As anyone who has launched a product or service can tell you, finding a good brand name for their precious new creation is not straightforward. (The only thing more fraught, perhaps, is logo design.) Sometimes it’s a process of expansive ideation followed by analytic synthesis; sometimes it seems to happen in a flash. Most often, however, it’s a combination of both. After swimming in a thick soup of possibilities, variants, and ridiculous-sounding words, the right option eventually surfaces.
One of my early tasks here at Rebus was to name our in-development digital reading platform—what we now know as Rebus Ink. At that time, our existing ‘brand’ was Rebus Community, itself an amalgam of software, resources, processes, and people. In the case of the reading platform, however, it was going to come into the world in the form of open source software, delivered using a SaaS model. A different naming taxonomy therefore seemed to make sense.
But which one? Should we be literal, evocative, practical, poetic? Should we draw on classical references, or would that be too Western-colonial? Pick a word from another language, or would it smack of cultural appropriation? Riff on “rebus” and come up with a linguistic puzzle, a play on words, a game for the mind? Invent a portmanteau ourselves, or be neo-algorithmic and use Wordoid?
an unfinished shortlist
Ultimately, we went through a lot of these different processes together, and produced many possibilities.
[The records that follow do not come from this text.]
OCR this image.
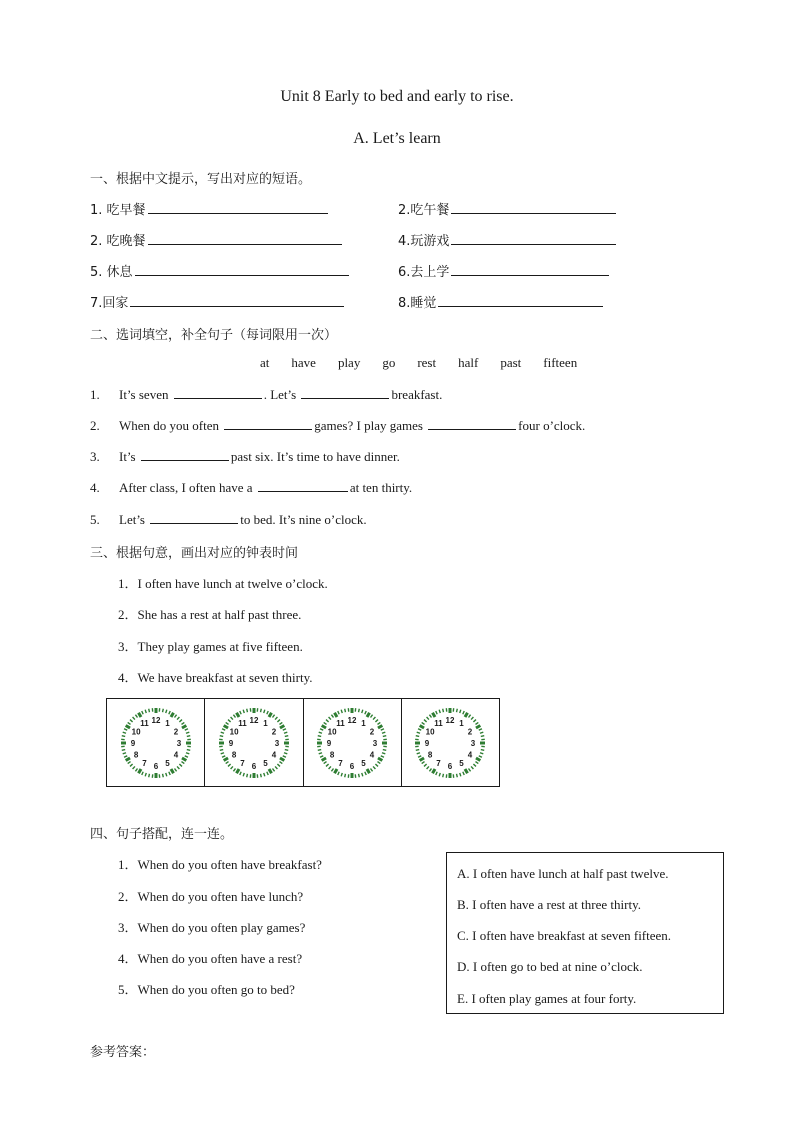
Unit 8 Early to bed and early to rise.
A. Let’s learn
一、根据中文提示，写出对应的短语。
1. 吃早餐	2.吃午餐
2. 吃晚餐	4.玩游戏
5. 休息	6.去上学
7.回家	8.睡觉
二、选词填空，补全句子（每词限用一次）
at have play go rest half past fifteen
1. It’s seven	. Let’s	breakfast.
2. When do you often	games? I play games	four o’clock.
3. It’s	past six. It’s time to have dinner.
4. After class, I often have a	at ten thirty.
5. Let’s	to bed. It’s nine o’clock.
三、根据句意，画出对应的钟表时间
1．I often have lunch at twelve o’clock.
2．She has a rest at half past three.
3．They play games at five fifteen.
4．We have breakfast at seven thirty.
12 1
2
3
4
5
6
7
8
9
10
11	12 1
2
3
4
5
6
7
8
9
10
11	12 1
2
3
4
5
6
7
8
9
10
11	12 1
2
3
4
5
6
7
8
9
10
11
四、句子搭配，连一连。
1．When do you often have breakfast?
2．When do you often have lunch?
3．When do you often play games?
4．When do you often have a rest?
5．When do you often go to bed?
A. I often have lunch at half past twelve.
B. I often have a rest at three thirty.
C. I often have breakfast at seven fifteen.
D. I often go to bed at nine o’clock.
E. I often play games at four forty.
参考答案：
The shortlist included Rebus Cora, Rebus Loupe, and Rebus Render, as well as Jot, Impara, and Auger. Each had a specific (and sometimes clever) derivation; each was meant to evoke curiosity and compel prospective users. But none of them grabbed both our heads and our hearts, and none seemed quite Rebus-y enough.
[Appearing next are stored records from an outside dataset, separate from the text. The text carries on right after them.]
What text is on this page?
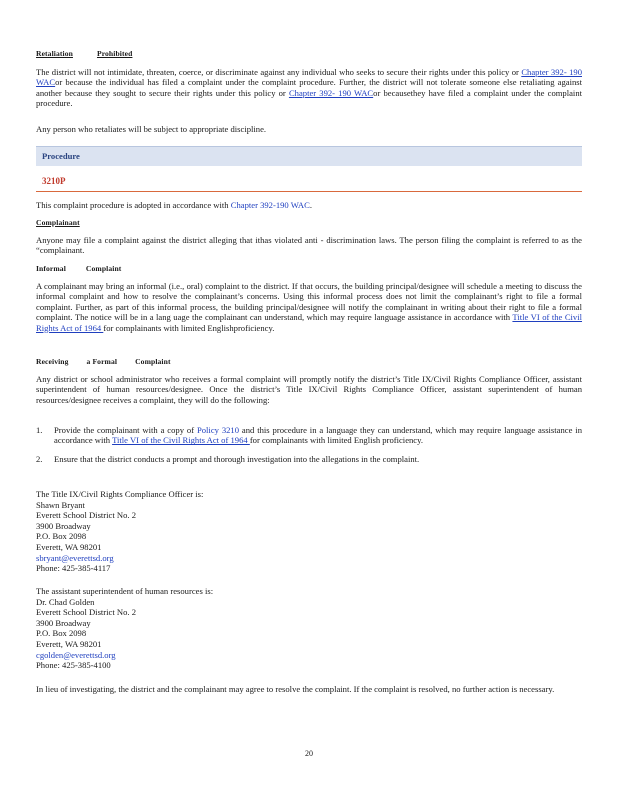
Retaliation	Prohibited

The district will not intimidate, threaten, coerce, or discriminate against any individual who seeks to secure their rights under this policy or Chapter 392- 190 WACor because the individual has filed a complaint under the complaint procedure. Further, the district will not tolerate someone else retaliating against another because they sought to secure their rights under this policy or Chapter 392- 190 WACor becausethey have filed a complaint under the complaint procedure.

Any person who retaliates will be subject to appropriate discipline.

Procedure
3210P

This complaint procedure is adopted in accordance with Chapter 392-190 WAC.

Complainant

Anyone may file a complaint against the district alleging that ithas violated anti - discrimination laws. The person filing the complaint is referred to as the “complainant.

Informal	Complaint

A complainant may bring an informal (i.e., oral) complaint to the district. If that occurs, the building principal/designee will schedule a meeting to discuss the informal complaint and how to resolve the complainant’s concerns. Using this informal process does not limit the complainant’s right to file a formal complaint. Further, as part of this informal process, the building principal/designee will notify the complainant in writing about their right to file a formal complaint. The notice will be in a lang uage the complainant can understand, which may require language assistance in accordance with Title VI of the Civil Rights Act of 1964 for complainants with limited Englishproficiency.

Receiving a Formal Complaint

Any district or school administrator who receives a formal complaint will promptly notify the district’s Title IX/Civil Rights Compliance Officer, assistant superintendent of human resources/designee. Once the district’s Title IX/Civil Rights Compliance Officer, assistant superintendent of human resources/designee receives a complaint, they will do the following:

1. Provide the complainant with a copy of Policy 3210 and this procedure in a language they can understand, which may require language assistance in accordance with Title VI of the Civil Rights Act of 1964 for complainants with limited English proficiency.
2. Ensure that the district conducts a prompt and thorough investigation into the allegations in the complaint.
The Title IX/Civil Rights Compliance Officer is:
Shawn Bryant
Everett School District No. 2
3900 Broadway
P.O. Box 2098
Everett, WA 98201
sbryant@everettsd.org
Phone: 425-385-4117
The assistant superintendent of human resources is:
Dr. Chad Golden
Everett School District No. 2
3900 Broadway
P.O. Box 2098
Everett, WA 98201
cgolden@everettsd.org
Phone: 425-385-4100

In lieu of investigating, the district and the complainant may agree to resolve the complaint. If the complaint is resolved, no further action is necessary.

20
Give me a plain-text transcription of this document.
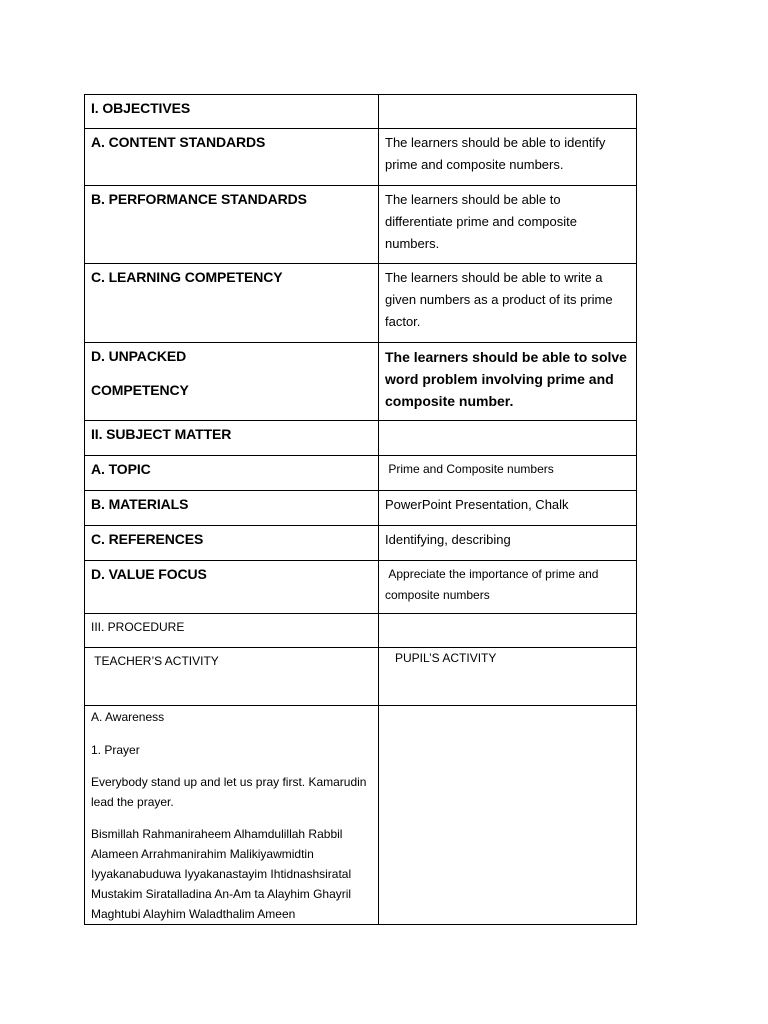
I. OBJECTIVES	

A. CONTENT STANDARDS	The learners should be able to identify prime and composite numbers.

B. PERFORMANCE STANDARDS	The learners should be able to differentiate prime and composite numbers.

C. LEARNING COMPETENCY	The learners should be able to write a given numbers as a product of its prime factor.

D. UNPACKED
COMPETENCY	The learners should be able to solve word problem involving prime and composite number.

II. SUBJECT MATTER	

A. TOPIC	Prime and Composite numbers

B. MATERIALS	PowerPoint Presentation, Chalk

C. REFERENCES	Identifying, describing

D. VALUE FOCUS	Appreciate the importance of prime and composite numbers

III. PROCEDURE	

TEACHER’S ACTIVITY	PUPIL’S ACTIVITY

A. Awareness

1. Prayer

Everybody stand up and let us pray first. Kamarudin lead the prayer.

Bismillah Rahmaniraheem Alhamdulillah Rabbil Alameen Arrahmanirahim Malikiyawmidtin Iyyakanabuduwa Iyyakanastayim Ihtidnashsiratal Mustakim Siratalladina An-Am ta Alayhim Ghayril Maghtubi Alayhim Waladthalim Ameen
One day, planning some ongoing website development, Hugh and I were looking at the list of top-level Rebus domains that we owned. (Over time, we have purchased several, anticipating various eventualities.) Our two active websites were at rebus.community and rebus.foundation. What about following the same model for our digital reading platform? Our eyes landed on .ink, and after rolling “Rebus Ink” around in our ears and on our tongues, we laid it out as a wordmark. Hmm.
a reading platform for writers
From the beginning, we have imagined our open reading platform as a way to making scholarly reading richer, more enjoyable, and more productive. Rare is the occasion in which a student, researcher, or professor reads an academic text without having in mind an eventual piece of writing. Reading is a creative process—both in the ways we synthesize new ideas and in the ways that it prompts us to write a new text.
In landing on Ink as a product name, we realized we had always had this understanding of reading in the back, middle, and front of our minds. Ink—the liquid stuff—is what links reading and writing. It flows, it makes a mark, it gives shape to meaning. (It can also leave meaning open to interpretation, as Dr. Rorschach and others explored.) Rebus Ink—the coded stuff—does the same, linking the process of reading with the process of creating new written works. It closes a loop, and opens up possibilities. (And, as our open API gets attention from the development community, those possibilities will expand.)
ink that won’t fade
Sure, the liquid kind of ink may eventually become anachronistic (or maybe not). And as e-ink becomes a day-to-day reality, our collective understanding of the word may change. Nonetheless, reading and writing aren’t going anywhere, and the tools of scholarship keep marching towards both digital and openness. As that continues, we’re excited for Rebus Ink to support scholars everywhere. We’ll keep developing the tools for collecting and reading and annotating and citing, and you keep making your own indelible and meaningful marks.